Теперь я поплелся в кабинет. Перевернул листы рисунками вниз и стал вчитываться в ахинею, написанную Наконечным. Потом опять обратился к пейзажу. Я безуспешно силился что-то понять.
Дальтонику кто-то позвонил. Он поздоровался и стал говорить в трубку:
– Да. Да. Да, – потом заглох, слушал, потом опять:
– Да. Да. Да.
Дальше он долго молчал. И снова обрывки:
– Тонкие тетради берем в Архангельске, а толстые в «Эксмо». Лучшее соотношение цена качество. Тем более, что уже сто лет сотрудничаем и имеем скидки. После каникул ожидается ажиотажный спрос.
Он закончил. Вот те на! Неужели в последний день старого года еще кому-то есть дело до работы?
Через какое-то время Кольке позвонили снова. На этот раз он ничего не бормотал, просто слушал и что-то переспрашивал. Несколько раз он спустил с цепи эмоции и выкрикнул: «Блин»!
Около года назад Дальтоник почерпнул в одном из журналов информацию о том, что мысли и слова – материальны и влияют на здоровье человека. Причем грубость и сквернословие его ухудшают. С тех пор он дал себе слово не материться. И я, надо отметить, ни разу не слышал, чтобы он его нарушил. Вот и теперь он бубнил детское слово «блин», а в конце произнес кому-то:
– Идиоты.
Это тоже слово грубое, и он употреблял его только в самых крайних случаях.

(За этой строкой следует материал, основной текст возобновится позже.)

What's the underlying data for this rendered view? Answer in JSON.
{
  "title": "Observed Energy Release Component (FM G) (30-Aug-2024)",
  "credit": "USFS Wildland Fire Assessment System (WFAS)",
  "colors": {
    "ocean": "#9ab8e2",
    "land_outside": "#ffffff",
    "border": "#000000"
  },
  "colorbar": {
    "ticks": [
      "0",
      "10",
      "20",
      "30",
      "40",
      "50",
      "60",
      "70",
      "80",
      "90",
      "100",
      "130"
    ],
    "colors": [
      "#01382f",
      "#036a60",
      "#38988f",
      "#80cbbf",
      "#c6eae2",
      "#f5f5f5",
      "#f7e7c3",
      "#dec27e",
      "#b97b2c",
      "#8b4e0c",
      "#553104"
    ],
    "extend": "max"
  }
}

Наверное, сегодня случай был крайнее некуда, потому что Колька пока шел ко мне, постоянно повторял:
– Идиоты, идиоты.
– Они все испортили, – сказал он, остановившись в дверях. – Идиоты.
– Кто?
– Менты: Спарыкин, Полупан и Федя.
С меня бурлящей рекой полился пот.
– Что случилось?
– Звонил Спарыкин. Тебя эти деятели боятся набирать. Они там провели обыски и задержания. Естественно, никого не нашли.
– Какие обыски?
– Ночью больной на голову Федя сообщил всем, что он расшифровал записи Виталика. Менты подняли базу данных, разбудили участкового, взяли санкцию прокурора и со взводом спецназа поставили на уши всю пятиэтажку. Оперативно сработали.
– Какую пятиэтажку?
– В которой жила Лена. Федя доказал, что у некоего соседа Лены и нашего офисного компьютера были одинаковые винты. Виталик или перепутал их, или специально поменял. Скорее всего, информация, которая была на них, теперь утеряна, но преступники об этом не знают. Понимаешь, вроде все сходится. Он ремонтирует этому мифическому соседу комп. Тот приносит его домой, а нужной информации нет. Он возвращается, и сворачивает Наконечному голову. Потом пытает Лену и выясняет, что его железо пропало где-то у нас.
– Ахинея какая-то.
– Все очень логично.
– А зачем они делали обыски?
– Они вычислили каких-то там подозрительных личностей в количестве двух человек и решили, что дело в шляпе. Взяли их тепленькими, переворошили хаты. Теперь выяснилось, что те бедолаги совсем ни при чем, а если и при чем, то молчат, как партизаны, а дочери твоей нигде нет. Короче, натворили делов.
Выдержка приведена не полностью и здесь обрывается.